Nous allons également franchir prochainement un nouveau cap avec la certification d’un segment important de notre clientèle. Nous travaillons notamment à certifier la relation avec les gros clients qui consomment l’électricité.
Nous avons mis en place une stratégie de relation clientèle que nous cherchons à standardiser selon des standards internationaux.
Nous sommes aujourd’hui proches de 13 % d’augmentation de la demande
Quel message EDG adresse-t-elle finalement aux ménages qui vivent sans électricité, parfois pendant plusieurs semaines ?
Je comprends leur difficulté. Lorsqu’un ménage a besoin d’électricité pour ses activités quotidiennes, notamment pour un atelier de soudure, un salon de coiffure, un atelier de couture ou un petit commerce, les coupures ont des conséquences importantes.
Certains ménages et certaines entreprises sont aujourd’hui obligés d’utiliser des groupes électrogènes ou des panneaux solaires. C’est une réalité que nous reconnaissons.
Mais il faut également comprendre les efforts et les coûts supportés par l’État.
Aujourd’hui, si nous devons faire fonctionner un groupe électrogène, nous devons acheter le gasoil à environ 13 000 francs le litre, alors qu’un particulier peut parfois l’acheter autour de 12 000 francs.
Imaginez donc le coût pour faire fonctionner un groupe pendant douze heures. Ce n’est pas facile à supporter.
C’est pourquoi il faut saluer les efforts du gouvernement dans le secteur de l’électricité.

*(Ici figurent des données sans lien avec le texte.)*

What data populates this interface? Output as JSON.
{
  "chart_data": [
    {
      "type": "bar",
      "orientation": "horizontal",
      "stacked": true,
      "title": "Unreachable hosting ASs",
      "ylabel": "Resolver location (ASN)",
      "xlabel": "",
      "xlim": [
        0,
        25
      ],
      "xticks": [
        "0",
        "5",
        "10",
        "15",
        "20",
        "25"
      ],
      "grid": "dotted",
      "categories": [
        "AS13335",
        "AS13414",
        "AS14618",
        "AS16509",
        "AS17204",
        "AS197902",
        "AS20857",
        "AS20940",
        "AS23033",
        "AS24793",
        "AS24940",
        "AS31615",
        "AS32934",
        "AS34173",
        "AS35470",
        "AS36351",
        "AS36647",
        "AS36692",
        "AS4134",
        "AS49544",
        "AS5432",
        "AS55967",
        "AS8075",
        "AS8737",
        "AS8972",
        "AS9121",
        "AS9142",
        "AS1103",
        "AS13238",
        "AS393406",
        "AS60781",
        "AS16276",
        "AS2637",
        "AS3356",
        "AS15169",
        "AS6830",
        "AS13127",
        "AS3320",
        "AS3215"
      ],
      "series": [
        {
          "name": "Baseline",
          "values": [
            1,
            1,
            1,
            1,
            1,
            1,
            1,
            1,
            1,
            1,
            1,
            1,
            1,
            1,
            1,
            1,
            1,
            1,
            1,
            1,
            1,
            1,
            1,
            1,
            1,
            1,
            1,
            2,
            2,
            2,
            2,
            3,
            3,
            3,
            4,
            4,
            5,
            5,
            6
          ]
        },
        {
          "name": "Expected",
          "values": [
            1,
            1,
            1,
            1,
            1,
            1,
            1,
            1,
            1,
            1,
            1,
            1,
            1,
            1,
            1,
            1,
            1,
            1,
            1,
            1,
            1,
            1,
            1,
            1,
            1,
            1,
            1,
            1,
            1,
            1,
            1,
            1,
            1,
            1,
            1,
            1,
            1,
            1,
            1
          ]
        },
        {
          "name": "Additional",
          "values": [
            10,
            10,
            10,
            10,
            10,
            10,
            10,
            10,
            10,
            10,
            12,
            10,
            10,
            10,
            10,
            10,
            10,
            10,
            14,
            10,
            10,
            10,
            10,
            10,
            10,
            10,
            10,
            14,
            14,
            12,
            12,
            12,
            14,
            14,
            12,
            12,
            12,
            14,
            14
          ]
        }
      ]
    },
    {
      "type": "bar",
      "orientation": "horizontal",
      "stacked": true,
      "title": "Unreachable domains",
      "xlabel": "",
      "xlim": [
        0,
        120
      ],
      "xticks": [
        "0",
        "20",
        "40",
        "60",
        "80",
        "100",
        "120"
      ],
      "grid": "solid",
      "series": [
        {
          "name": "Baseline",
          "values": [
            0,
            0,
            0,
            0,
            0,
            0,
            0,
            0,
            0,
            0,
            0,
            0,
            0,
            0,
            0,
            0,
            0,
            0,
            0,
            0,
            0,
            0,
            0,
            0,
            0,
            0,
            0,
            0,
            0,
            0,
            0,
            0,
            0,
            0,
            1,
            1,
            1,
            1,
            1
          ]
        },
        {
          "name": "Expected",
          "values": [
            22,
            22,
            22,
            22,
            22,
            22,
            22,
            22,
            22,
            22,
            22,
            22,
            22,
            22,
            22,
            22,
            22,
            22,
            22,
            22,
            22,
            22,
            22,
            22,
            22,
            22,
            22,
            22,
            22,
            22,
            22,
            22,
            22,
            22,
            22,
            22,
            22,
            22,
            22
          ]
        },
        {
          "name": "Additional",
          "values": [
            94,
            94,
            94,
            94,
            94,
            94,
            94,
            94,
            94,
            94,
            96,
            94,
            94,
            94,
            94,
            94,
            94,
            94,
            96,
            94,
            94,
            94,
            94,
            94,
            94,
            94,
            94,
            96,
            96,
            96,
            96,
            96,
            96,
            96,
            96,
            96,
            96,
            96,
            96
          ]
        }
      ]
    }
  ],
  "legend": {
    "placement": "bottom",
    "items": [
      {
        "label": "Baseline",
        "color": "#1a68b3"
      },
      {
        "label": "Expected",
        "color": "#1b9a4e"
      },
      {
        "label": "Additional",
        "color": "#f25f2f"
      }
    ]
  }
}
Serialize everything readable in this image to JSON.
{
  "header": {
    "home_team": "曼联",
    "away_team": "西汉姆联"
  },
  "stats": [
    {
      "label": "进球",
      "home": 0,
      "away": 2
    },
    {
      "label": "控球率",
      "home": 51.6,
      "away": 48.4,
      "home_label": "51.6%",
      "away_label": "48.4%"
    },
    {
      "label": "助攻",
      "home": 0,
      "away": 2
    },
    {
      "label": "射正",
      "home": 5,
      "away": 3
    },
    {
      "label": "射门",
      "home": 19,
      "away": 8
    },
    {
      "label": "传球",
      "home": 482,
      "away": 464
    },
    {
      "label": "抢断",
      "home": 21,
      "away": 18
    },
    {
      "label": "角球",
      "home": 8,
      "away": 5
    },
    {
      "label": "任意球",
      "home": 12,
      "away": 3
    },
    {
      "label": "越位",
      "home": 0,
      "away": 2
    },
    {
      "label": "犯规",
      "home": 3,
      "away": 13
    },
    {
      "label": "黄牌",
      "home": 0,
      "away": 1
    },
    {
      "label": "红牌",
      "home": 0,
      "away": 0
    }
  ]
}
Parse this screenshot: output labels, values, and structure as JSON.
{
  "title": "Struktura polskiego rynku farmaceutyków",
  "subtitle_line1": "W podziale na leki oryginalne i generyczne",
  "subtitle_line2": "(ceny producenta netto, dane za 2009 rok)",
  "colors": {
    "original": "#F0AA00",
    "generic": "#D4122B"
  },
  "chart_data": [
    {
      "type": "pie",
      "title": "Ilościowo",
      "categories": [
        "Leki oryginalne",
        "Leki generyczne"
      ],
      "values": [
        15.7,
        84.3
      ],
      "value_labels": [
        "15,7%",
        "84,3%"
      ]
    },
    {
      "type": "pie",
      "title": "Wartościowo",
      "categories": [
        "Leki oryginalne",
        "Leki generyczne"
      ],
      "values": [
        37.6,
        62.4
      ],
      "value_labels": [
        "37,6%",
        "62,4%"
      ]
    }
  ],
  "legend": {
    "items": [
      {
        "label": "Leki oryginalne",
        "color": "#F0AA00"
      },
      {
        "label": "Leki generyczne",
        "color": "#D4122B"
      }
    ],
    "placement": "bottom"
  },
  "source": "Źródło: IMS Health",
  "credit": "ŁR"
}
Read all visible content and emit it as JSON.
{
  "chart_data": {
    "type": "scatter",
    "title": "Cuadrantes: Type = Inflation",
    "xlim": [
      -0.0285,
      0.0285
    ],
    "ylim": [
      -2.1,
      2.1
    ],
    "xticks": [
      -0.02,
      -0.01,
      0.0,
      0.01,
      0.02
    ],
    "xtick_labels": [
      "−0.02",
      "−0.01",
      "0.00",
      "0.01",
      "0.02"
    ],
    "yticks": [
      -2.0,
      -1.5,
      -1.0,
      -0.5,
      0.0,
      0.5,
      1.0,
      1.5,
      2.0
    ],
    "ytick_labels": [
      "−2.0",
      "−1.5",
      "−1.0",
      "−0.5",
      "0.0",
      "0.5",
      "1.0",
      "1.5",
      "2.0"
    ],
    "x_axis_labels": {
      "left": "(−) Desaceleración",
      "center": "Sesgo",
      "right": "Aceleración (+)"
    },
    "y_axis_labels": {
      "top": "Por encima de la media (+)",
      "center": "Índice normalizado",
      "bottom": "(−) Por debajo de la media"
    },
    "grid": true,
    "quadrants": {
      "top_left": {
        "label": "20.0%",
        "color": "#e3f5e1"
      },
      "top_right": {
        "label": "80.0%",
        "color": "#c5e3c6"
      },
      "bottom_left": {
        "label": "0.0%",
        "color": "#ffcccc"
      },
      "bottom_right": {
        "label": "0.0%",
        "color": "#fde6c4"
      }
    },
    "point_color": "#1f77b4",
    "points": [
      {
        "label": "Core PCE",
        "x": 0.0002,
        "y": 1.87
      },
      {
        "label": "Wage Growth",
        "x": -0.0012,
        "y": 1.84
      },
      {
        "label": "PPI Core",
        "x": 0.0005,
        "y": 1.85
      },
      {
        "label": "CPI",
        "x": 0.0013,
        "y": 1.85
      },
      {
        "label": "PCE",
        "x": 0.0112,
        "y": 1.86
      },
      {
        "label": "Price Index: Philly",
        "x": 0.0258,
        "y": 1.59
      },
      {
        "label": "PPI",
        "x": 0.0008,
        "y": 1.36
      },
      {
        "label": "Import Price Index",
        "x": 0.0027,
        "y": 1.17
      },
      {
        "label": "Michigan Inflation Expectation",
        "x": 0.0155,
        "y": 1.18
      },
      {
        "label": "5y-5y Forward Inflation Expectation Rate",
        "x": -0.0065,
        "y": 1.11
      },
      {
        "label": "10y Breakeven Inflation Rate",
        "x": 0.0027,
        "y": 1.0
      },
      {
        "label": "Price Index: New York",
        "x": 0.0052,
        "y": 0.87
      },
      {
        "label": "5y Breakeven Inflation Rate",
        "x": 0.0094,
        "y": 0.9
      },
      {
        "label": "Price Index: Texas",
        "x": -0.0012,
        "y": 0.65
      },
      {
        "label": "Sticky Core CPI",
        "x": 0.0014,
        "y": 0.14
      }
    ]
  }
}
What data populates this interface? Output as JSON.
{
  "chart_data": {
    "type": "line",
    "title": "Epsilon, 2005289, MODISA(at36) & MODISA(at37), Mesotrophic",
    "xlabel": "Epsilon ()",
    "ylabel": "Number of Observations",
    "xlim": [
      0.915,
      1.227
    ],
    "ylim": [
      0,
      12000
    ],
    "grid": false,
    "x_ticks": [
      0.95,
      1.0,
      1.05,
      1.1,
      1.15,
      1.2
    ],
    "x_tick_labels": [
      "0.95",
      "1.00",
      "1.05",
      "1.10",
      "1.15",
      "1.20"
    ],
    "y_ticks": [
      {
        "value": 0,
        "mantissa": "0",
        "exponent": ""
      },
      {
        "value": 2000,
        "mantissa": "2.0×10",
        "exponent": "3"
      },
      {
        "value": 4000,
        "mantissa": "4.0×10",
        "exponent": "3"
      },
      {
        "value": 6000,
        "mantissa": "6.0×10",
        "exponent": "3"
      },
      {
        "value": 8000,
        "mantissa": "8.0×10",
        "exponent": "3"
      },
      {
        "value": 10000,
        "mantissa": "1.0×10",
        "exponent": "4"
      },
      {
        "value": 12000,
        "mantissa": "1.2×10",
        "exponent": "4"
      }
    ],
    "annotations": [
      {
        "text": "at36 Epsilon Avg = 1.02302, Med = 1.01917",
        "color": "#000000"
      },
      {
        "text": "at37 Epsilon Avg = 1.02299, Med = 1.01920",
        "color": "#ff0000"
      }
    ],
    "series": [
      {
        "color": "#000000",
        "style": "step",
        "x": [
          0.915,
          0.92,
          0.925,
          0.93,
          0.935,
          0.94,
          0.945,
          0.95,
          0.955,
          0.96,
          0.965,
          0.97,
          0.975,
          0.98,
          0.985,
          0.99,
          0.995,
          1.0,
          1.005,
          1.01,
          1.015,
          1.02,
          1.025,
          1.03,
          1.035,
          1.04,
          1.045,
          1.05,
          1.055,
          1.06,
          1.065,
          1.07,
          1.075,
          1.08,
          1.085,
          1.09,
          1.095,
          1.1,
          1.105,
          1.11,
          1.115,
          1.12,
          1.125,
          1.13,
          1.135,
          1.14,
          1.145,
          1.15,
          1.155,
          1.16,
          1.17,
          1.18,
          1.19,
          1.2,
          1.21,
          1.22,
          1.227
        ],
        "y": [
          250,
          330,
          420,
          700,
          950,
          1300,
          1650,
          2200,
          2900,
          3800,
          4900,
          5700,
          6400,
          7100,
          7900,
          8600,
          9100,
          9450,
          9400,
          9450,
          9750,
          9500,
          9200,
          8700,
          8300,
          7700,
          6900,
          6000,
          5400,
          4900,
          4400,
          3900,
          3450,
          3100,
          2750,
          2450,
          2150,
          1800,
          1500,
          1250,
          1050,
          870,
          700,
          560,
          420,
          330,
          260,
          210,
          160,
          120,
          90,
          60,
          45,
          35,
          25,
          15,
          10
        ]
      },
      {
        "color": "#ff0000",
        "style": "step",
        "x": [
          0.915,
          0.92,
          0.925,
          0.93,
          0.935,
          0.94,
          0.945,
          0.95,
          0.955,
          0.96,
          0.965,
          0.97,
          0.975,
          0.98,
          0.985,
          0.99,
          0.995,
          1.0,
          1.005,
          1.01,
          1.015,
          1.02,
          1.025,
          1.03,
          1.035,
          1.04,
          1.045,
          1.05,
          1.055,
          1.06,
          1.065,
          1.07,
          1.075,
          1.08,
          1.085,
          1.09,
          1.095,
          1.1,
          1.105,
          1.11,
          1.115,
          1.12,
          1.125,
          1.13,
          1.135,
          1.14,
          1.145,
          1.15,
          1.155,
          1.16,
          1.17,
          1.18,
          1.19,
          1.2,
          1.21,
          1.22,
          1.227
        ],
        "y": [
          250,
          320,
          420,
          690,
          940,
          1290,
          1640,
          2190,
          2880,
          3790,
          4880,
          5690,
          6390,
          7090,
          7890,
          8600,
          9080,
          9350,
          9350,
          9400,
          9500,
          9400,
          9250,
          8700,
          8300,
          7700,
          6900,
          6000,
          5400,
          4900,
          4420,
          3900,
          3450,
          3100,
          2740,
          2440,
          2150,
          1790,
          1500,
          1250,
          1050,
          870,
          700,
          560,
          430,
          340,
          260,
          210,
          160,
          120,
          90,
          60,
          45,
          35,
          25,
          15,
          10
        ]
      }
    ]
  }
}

Nous demandons aux populations de faire preuve de patience et de compréhension. Des montants importants sont investis afin d’améliorer la desserte de manière sécurisée et durable.
La demande d’électricité augmente également très rapidement.
Il y a quelques années, le Grand Conakry comptait environ 1,5 million d’habitants. Aujourd’hui, nous avons franchi la barre des 3 millions selon les statistiques disponibles.
Cela signifie davantage de ménages, de commerces et d’activités économiques ayant besoin d’électricité.
Nous pensions que la demande augmenterait d’environ 6 % au cours des dernières années, mais nous sommes aujourd’hui proches de 13 % d’augmentation.
Il existe donc un véritable écart entre la production disponible et la demande.
Nous travaillons avec les partenaires techniques et financiers ainsi qu’avec les ministères en charge de l’Énergie et de l’Économie et des Finances afin de trouver des solutions et d’assurer une desserte durable.
La planification doit nécessairement tenir compte de l’évolution de la demande.
La Guinée se modernise. Aujourd’hui, presque tout le monde possède un téléphone, un congélateur, un climatiseur ou d’autres équipements électriques. Tous ces équipements créent une demande supplémentaire.
Lorsqu’une personne quitte le domicile familial pour construire sa propre maison, c’est également une nouvelle demande qui apparaît sur le réseau.
Nous invitons donc les populations à faire preuve de compréhension.
Nous demandons également à ceux qui sont encore au forfait de continuer à payer leurs factures à temps. Cela permet à EDG de disposer des ressources nécessaires à la gestion et à la maintenance du réseau.
Pour ceux qui souhaitent passer au compteur prépayé, le compteur est gratuit. Il suffit de se rendre dans une agence EDG et d’en faire la demande.
Le compteur prépayé ne signifie pas qu’il faut nécessairement régler ses anciens arriérés avant de pouvoir en bénéficier.